What happens if my Dropout is too high? what Dropout to use on my 2048-neuron-dense layer? (very little data)

2.6k Views Asked by At

I am pretty new to this and I am writing my bachelor thesis in keras. I have this big CNN, built similar to vgg but a bit different, because I have bigger resolution images and I pool a little more. I added a 2048 dense layer on top. What Dropout do I use. I wanna go with a high dropout since I have very little data (read below) and I added many neurons. But what happens when it is too high?

I am asking because I have limited time and the network takes like 3 days to train. If anyone knows answers or tips in any way, Id be very grateful. Any other recommendations/propositions on what to change or do, what has worked for you, are also very welcome.

thanks in advance! here's how I build my model:

model = Sequential()
model.add(Conv2D(64, (3, 3), strides=1, activation='swish', input_shape = input_shape, trainable=True))
model.add(MaxPooling2D((2, 2), name='pool0'))
model.add(Conv2D(64, (3, 3), strides=1, activation='swish', trainable=True))
model.add(MaxPooling2D((2, 2), name='pool1'))

model.add(Conv2D(128, (3, 3), strides=1, activation='swish', trainable=True))
model.add(Conv2D(128, (3, 3), strides=1, activation='swish', trainable=True))
model.add(MaxPooling2D((2, 2),name='pool2'))

model.add(Conv2D(256, (3, 3), strides=1, activation='swish', trainable=True))
model.add(Conv2D(256, (3, 3), strides=1, activation='swish', trainable=True))
model.add(Conv2D(256, (3, 3), strides=1, activation='swish', trainable=True))
model.add(MaxPooling2D((2, 2),name='pool3'))

model.add(Conv2D(512, (3, 3), strides=1, activation='swish', trainable=True))
model.add(Conv2D(512, (3, 3), strides=1, activation='swish', trainable=True))
model.add(Conv2D(512, (3, 3), strides=1, activation='swish', trainable=True))
model.add(MaxPooling2D((2, 2),name='pool4'))
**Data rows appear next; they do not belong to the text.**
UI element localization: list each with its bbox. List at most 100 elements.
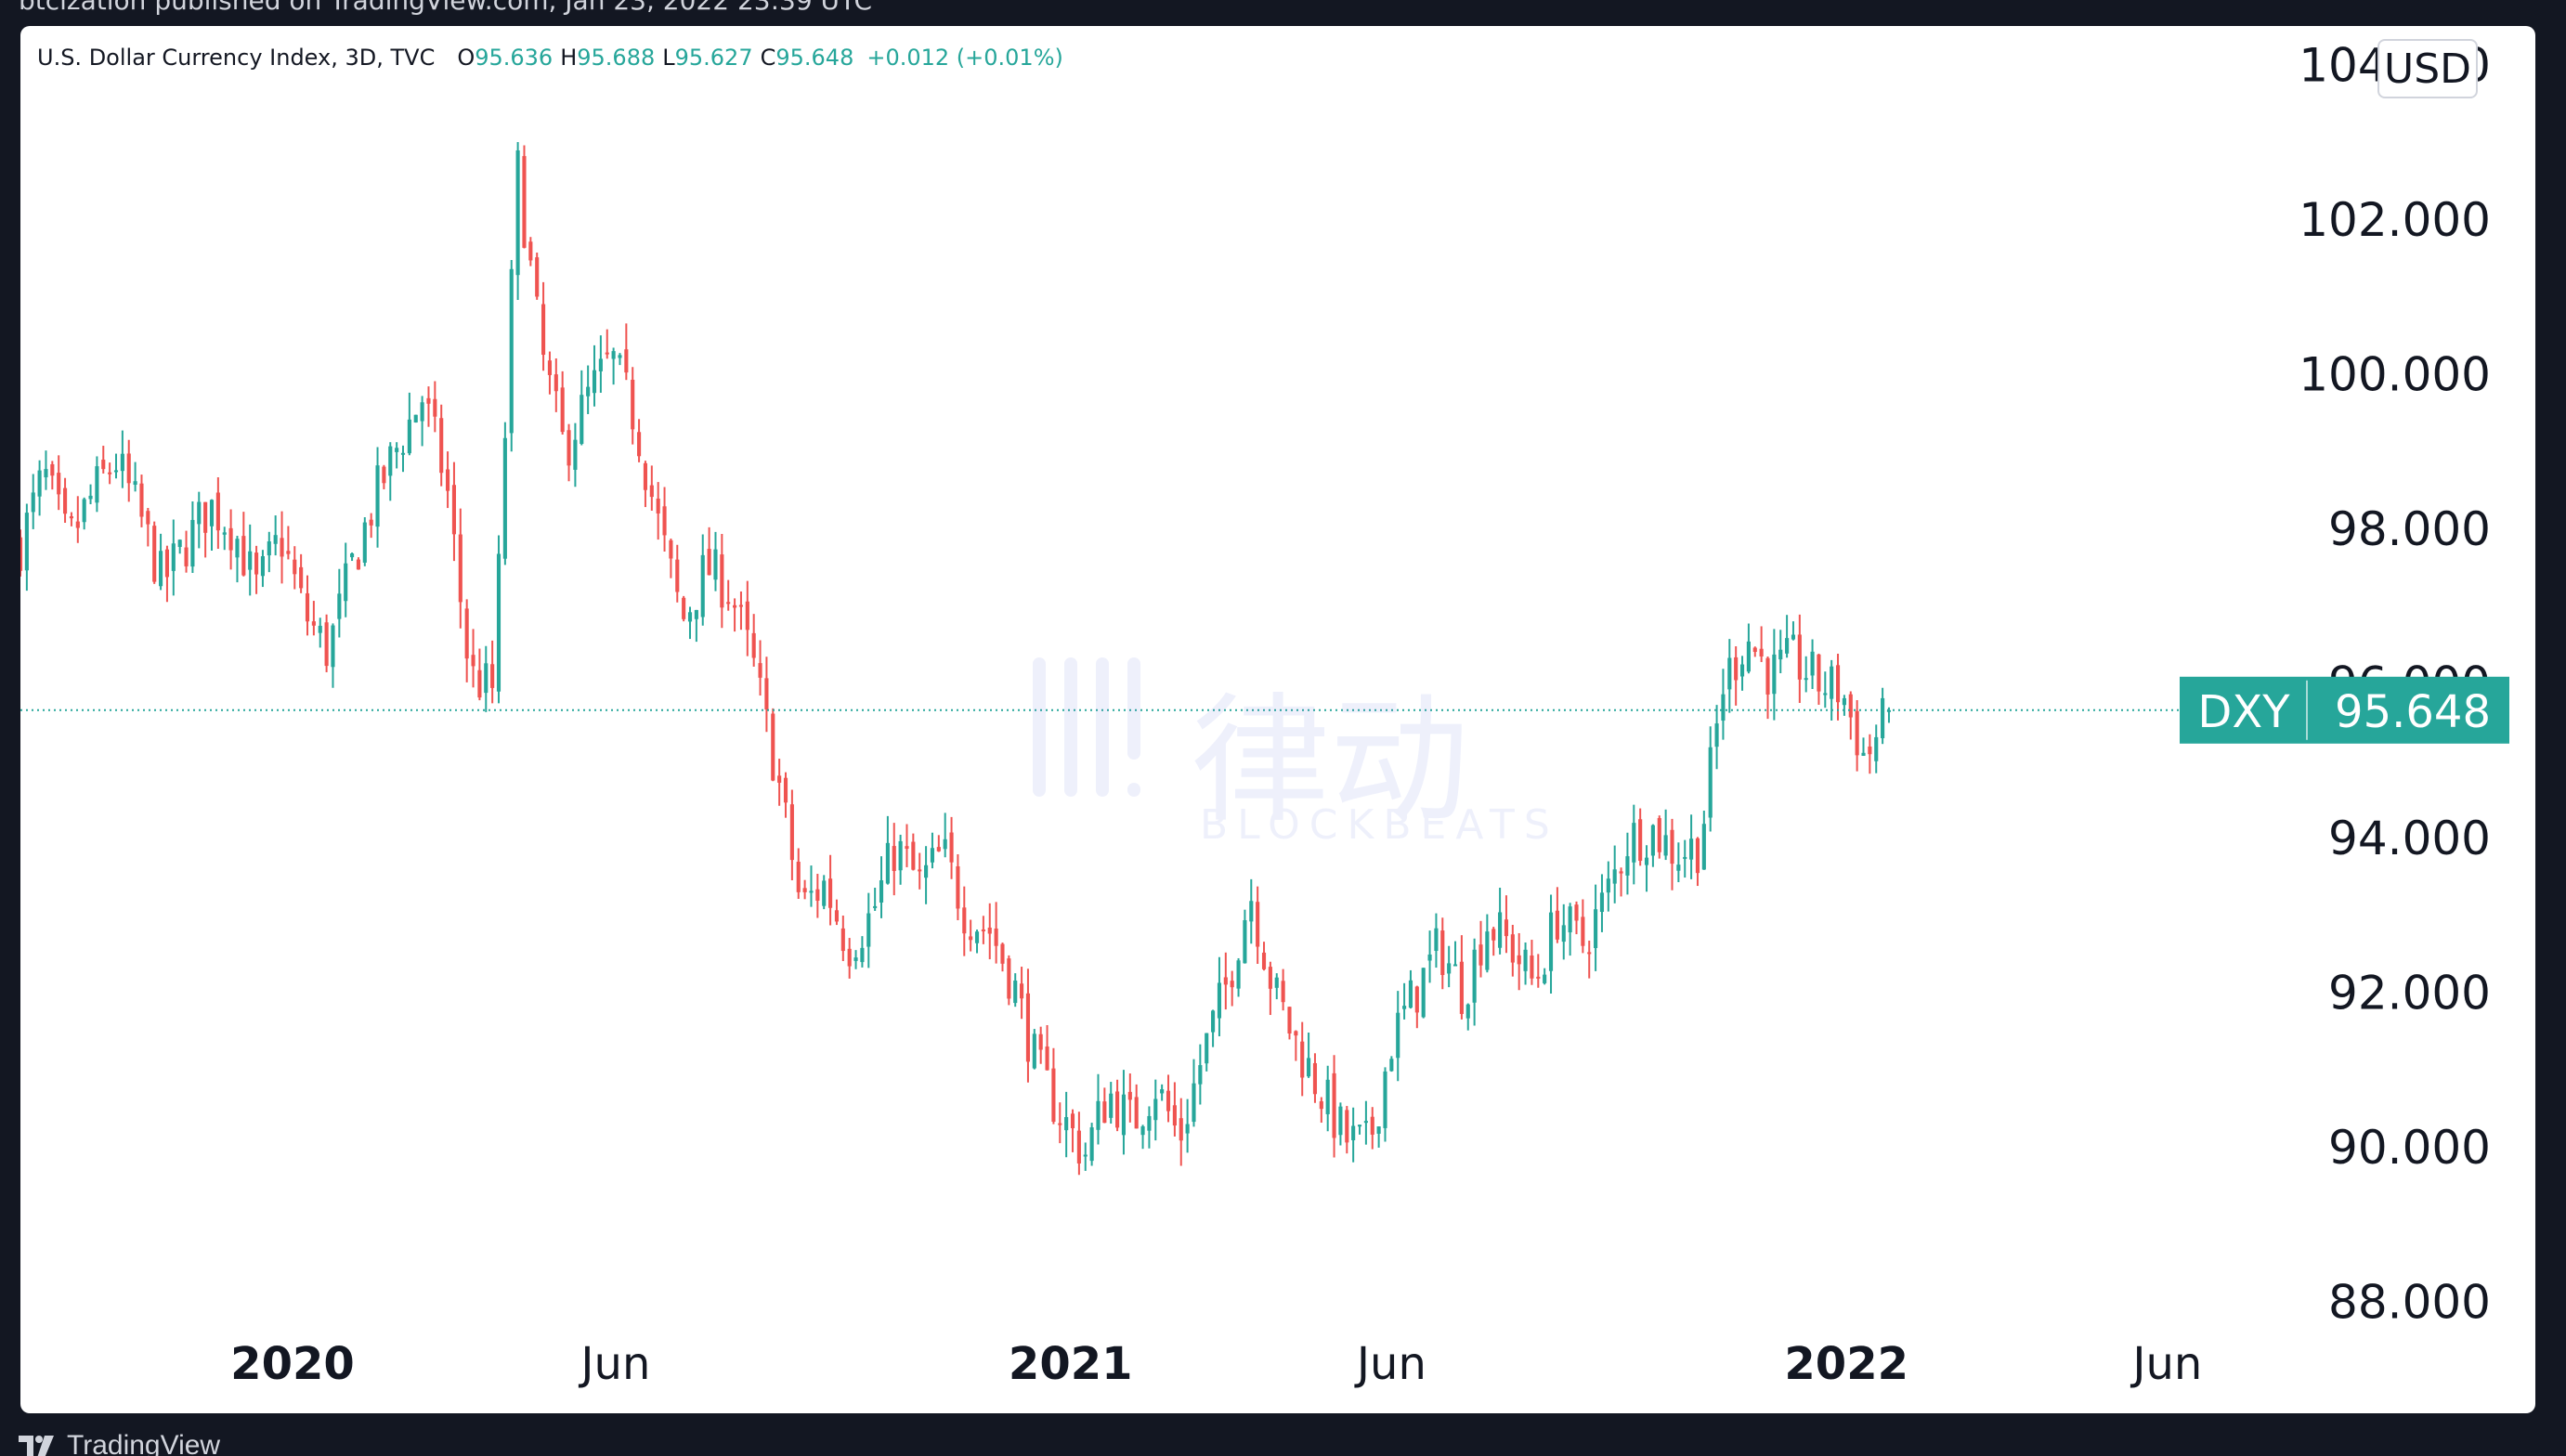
candle-body [1797,634,1802,680]
candle-body [1205,1033,1209,1064]
candle-body [1307,1058,1311,1077]
candle-body [1363,1121,1368,1124]
candle-body [1351,1125,1356,1140]
candle-body [254,552,259,575]
legend-change: +0.012 (+0.01%) [866,45,1063,71]
candle-body [1025,993,1031,1062]
chart-canvas[interactable]: 88.00090.00092.00094.00096.00098.000100.… [20,26,2535,1413]
candle-body [943,838,947,850]
x-tick-label: 2021 [1009,1338,1133,1390]
candle-body [171,543,176,571]
candle-body [592,370,597,394]
candle-body [1708,747,1713,818]
candle-body [669,540,673,559]
candle-body [1714,723,1719,748]
candle-body [426,397,431,404]
candle-body [656,498,660,514]
candle-body [1447,963,1452,974]
candle-body [75,521,80,528]
candle-body [1823,693,1828,696]
candle-body [974,931,980,943]
currency-button[interactable]: USD [2377,39,2478,98]
candle-body [248,551,253,570]
candle-body [260,556,265,577]
candle-body [745,601,749,630]
candle-body [758,663,762,678]
candle-body [413,414,418,422]
candle-body [1223,977,1228,985]
candle-body [1881,697,1885,739]
candle-body [1835,665,1841,703]
candle-body [50,463,55,476]
candle-body [433,398,437,417]
legend-open-label: O [457,45,475,71]
candle-body [502,437,507,559]
candle-body [126,453,131,484]
legend-high-label: H [560,45,578,71]
candle-body [834,910,840,922]
candle-body [458,534,462,603]
candle-body [828,878,833,908]
candle-body [318,625,322,633]
candle-body [490,664,495,688]
chart-panel[interactable]: 88.00090.00092.00094.00096.00098.000100.… [20,26,2535,1413]
footer: TradingView [0,1413,2566,1456]
candle-body [1338,1106,1343,1136]
candle-body [1256,902,1260,947]
candle-body [471,655,475,667]
candle-body [1274,977,1279,988]
x-tick-label: Jun [1354,1338,1426,1390]
candle-body [356,559,360,570]
candle-body [796,862,801,892]
candle-body [1785,638,1790,654]
candle-body [751,632,756,658]
candle-body [1472,949,1477,1003]
candle-body [1427,954,1432,961]
candle-body [682,597,686,619]
candle-body [1300,1041,1305,1078]
candle-body [95,466,99,503]
candle-body [720,554,724,608]
candle-body [1530,956,1534,979]
candle-body [1548,912,1554,971]
candle-body [1810,651,1815,676]
candle-body [1791,634,1796,640]
y-tick-label: 88.000 [2328,1275,2491,1329]
candle-body [687,612,693,622]
candle-body [113,470,119,473]
candle-body [1874,736,1879,761]
candle-body [707,549,711,576]
candle-body [547,360,553,375]
candle-body [1058,1123,1062,1125]
x-tick-label: Jun [578,1338,650,1390]
candle-body [1287,1007,1292,1034]
y-tick-label: 90.000 [2328,1121,2491,1175]
candle-body [860,947,865,963]
candle-body [1134,1097,1139,1129]
candle-body [1230,981,1234,988]
candle-body [1543,974,1547,983]
candle-body [1517,955,1521,965]
candle-body [1147,1115,1152,1131]
candle-body [88,495,93,500]
candle-body [1632,823,1636,863]
candle-body [1045,1046,1049,1071]
candle-body [120,453,124,472]
candle-body [241,536,246,576]
candle-body [618,355,622,358]
candle-body [1000,943,1005,964]
candle-body [439,418,444,474]
candle-body [400,452,406,455]
candle-body [484,663,488,694]
candle-body [1414,986,1419,1013]
candle-body [1504,919,1509,937]
candle-body [1281,981,1285,1003]
candle-body [31,492,35,513]
candle-body [885,842,890,884]
candle-body [981,929,985,931]
candle-body [1606,878,1610,893]
candle-body [866,913,871,947]
candle-body [235,539,240,558]
candle-body [580,395,584,444]
candle-body [152,526,157,582]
model.add(Conv2D(512, (3, 3), strides=1, activation='swish', trainable=True))
model.add(Conv2D(512, (3, 3), strides=1, activation='swish', trainable=True))
model.add(Conv2D(512, (3, 3), strides=1, activation='swish', trainable=True))
model.add(MaxPooling2D((2, 2),name='pool5')) 

model.add(Flatten())
model.add(Dense(2048,activation='swish', name='vgg_int'))
model.add(Dropout(0.65))
model.add(Dense(17,activation='softmax')) 

I also wanna add that I have very little data to train from. that is why I want the big dropout. I have around 100 pics per class. sometimes even only 60, sometimes 200:


Found 1807 images belonging to 17 classes.
Found 170 images belonging to 17 classes.

I am confident it can go over 90% on validation-set, but what is the best way to go here, I dont really know. What happens if I go 90% dropout? I currently run 60% but with a smaller model, only 1024 neurons on that top:

Epoch 19/50
226/226 [==============================] - 4966s 22s/step - loss: 0.5661 - accuracy: 0.8307 - val_loss: 0.5752 - val_accuracy: 0.8412
Epoch 20/50
226/226 [==============================] - 4157s 18s/step - loss: 0.5511 - accuracy: 0.8329 - val_loss: 0.5042 - val_accuracy: 0.8647

I am running batch_size = 8 and: optimizer=optimizers.Adam(learning_rate=0.0000015)

again, thanks a lot!

1

There are 1 best solutions below

1
On BEST ANSWER

Dropout is used to prevent overfitting of the model. I can understand why you would want to use high dropout as your dataset is really small. But using a high dropout value is detrimental to your model and will get in the way of your model learning properly. Since you have a validation set, use it to understand whether your model is overfitting. You can stop training your model when there is a large gap between training accuracy and validation accuracy. I recommend you start with a Dropout of 0.5 and gradually increase it, if you feel unsatisfied with your model's performance.